The relevant question was put to the writer, in more than one case, by entrepreneurs who, with much interest, listened to the description of the particular institution. It is true that this particular issue does not seem to have been particularly dealt with in theory and by case law. On the occasion of the repetition of the relevant institution in the new Law on Sociétés Anonymes, as well as the discussions in the previous paragraph, diametrically opposed views were heard. I have no doubt that the better one is the one that recognizes the right of participation of jouissance shares in a consequential decrease of the share capital, which may take place with the return of part of the capital to shareholders. Argumentation in this direction has two very important axes:

(a) The (non-disputable) wording of the law, which restrictively refers to the rights that the jouissance shares are deprived of (among which the right to participate in a decrease through the payment of a part of the capital to the shareholders, is not included) and

(b) The fact that the return to the shareholders of the amortization product takes place either through the use of special reserves that are permitted to be distributed or by using profits for the current year after the first dividend and the formation of the statutory reserve – therefore the “share capital” account, which (in any case) remains unchanged after the amortization, is not used.

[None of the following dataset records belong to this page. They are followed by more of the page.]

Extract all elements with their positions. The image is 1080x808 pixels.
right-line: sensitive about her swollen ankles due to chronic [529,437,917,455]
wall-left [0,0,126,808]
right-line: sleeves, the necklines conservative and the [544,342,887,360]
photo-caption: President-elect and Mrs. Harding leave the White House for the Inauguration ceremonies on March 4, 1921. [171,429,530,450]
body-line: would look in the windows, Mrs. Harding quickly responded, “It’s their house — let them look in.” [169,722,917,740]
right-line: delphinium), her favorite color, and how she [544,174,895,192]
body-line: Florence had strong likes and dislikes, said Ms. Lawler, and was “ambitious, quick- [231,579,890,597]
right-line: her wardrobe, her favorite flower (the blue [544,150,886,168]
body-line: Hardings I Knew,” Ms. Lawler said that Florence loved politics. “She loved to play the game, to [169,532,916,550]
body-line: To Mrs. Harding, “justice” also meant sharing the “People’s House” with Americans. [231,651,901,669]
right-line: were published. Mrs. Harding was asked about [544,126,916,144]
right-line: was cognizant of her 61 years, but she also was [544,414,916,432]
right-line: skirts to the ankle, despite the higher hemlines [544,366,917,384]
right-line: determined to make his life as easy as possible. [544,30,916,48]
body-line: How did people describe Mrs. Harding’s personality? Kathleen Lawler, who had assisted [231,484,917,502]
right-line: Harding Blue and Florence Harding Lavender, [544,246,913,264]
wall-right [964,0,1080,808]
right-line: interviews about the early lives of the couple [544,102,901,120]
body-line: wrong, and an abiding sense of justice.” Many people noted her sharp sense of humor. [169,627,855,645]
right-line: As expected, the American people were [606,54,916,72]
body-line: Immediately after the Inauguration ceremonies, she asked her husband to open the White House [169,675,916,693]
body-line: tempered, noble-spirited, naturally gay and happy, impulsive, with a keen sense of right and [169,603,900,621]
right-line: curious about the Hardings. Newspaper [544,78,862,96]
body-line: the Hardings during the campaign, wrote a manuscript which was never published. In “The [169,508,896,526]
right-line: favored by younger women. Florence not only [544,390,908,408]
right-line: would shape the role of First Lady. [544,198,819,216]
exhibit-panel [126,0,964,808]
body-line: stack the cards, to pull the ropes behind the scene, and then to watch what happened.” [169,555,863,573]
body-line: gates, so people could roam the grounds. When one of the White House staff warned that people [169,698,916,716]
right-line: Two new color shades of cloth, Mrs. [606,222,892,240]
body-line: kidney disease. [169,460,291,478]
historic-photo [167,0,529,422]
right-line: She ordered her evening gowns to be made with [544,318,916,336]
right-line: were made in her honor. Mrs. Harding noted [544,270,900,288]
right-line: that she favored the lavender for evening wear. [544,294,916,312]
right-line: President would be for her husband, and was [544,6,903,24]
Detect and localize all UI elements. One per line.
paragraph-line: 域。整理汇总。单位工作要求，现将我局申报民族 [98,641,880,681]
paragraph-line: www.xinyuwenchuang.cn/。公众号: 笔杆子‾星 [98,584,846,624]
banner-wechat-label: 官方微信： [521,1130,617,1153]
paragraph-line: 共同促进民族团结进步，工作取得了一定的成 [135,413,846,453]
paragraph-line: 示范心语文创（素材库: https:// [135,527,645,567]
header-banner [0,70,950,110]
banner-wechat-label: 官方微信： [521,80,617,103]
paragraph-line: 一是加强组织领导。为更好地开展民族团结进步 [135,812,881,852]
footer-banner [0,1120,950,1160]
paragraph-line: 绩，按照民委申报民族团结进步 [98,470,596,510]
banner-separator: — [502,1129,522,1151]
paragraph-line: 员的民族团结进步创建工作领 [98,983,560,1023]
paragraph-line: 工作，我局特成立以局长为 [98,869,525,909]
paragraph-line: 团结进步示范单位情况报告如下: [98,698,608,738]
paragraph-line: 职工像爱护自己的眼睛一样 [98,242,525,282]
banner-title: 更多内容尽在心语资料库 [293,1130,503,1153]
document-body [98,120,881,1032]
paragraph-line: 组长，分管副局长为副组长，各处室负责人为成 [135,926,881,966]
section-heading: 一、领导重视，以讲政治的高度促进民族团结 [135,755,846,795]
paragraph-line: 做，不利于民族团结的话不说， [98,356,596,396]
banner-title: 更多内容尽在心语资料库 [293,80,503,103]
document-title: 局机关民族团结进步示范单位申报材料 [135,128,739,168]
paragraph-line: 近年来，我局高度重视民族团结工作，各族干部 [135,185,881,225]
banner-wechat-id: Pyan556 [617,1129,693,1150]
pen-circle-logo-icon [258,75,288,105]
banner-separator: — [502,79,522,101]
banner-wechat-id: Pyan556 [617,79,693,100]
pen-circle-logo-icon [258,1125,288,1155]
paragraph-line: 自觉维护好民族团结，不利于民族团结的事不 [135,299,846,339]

The “restoration” of jouissance shares to the status before the amortization

One more, extremely interesting, question the writer has accepted in one of the presentations of this particular institution is the possibility that jouissance shares returned to their pre-existing status. This question (due to the limited application of the institution) does not seem to have been dealt with by case law – nor in theory. But for the answer with (relative) ease, we could positively (that is, in favor of the validity) accept the assumption that such a possibility is not forbidden by law. However, reservations are made as regards the accounting management of the whole matter as the return (permanently) of distributed reserves does not appear to be an acceptable solution.


In conclusion

The institution of the amortization of the share capital is an old institution of the law of sociétés anonymes. However, since it has not become widely known, it has not received the adequate attention at the scientific and, most importantly, business level. As a result, it has not been sufficiently exploited. However, from the above, I do not think there is any doubt about its usefulness or the possibility of multi-level exploitation for the shareholders of the société anonyme.


Stavros Koumentakis
Senior Partner

P.S. A brief version of this article has been published in MAKEDONIA Newspaper (April 14th, 2019).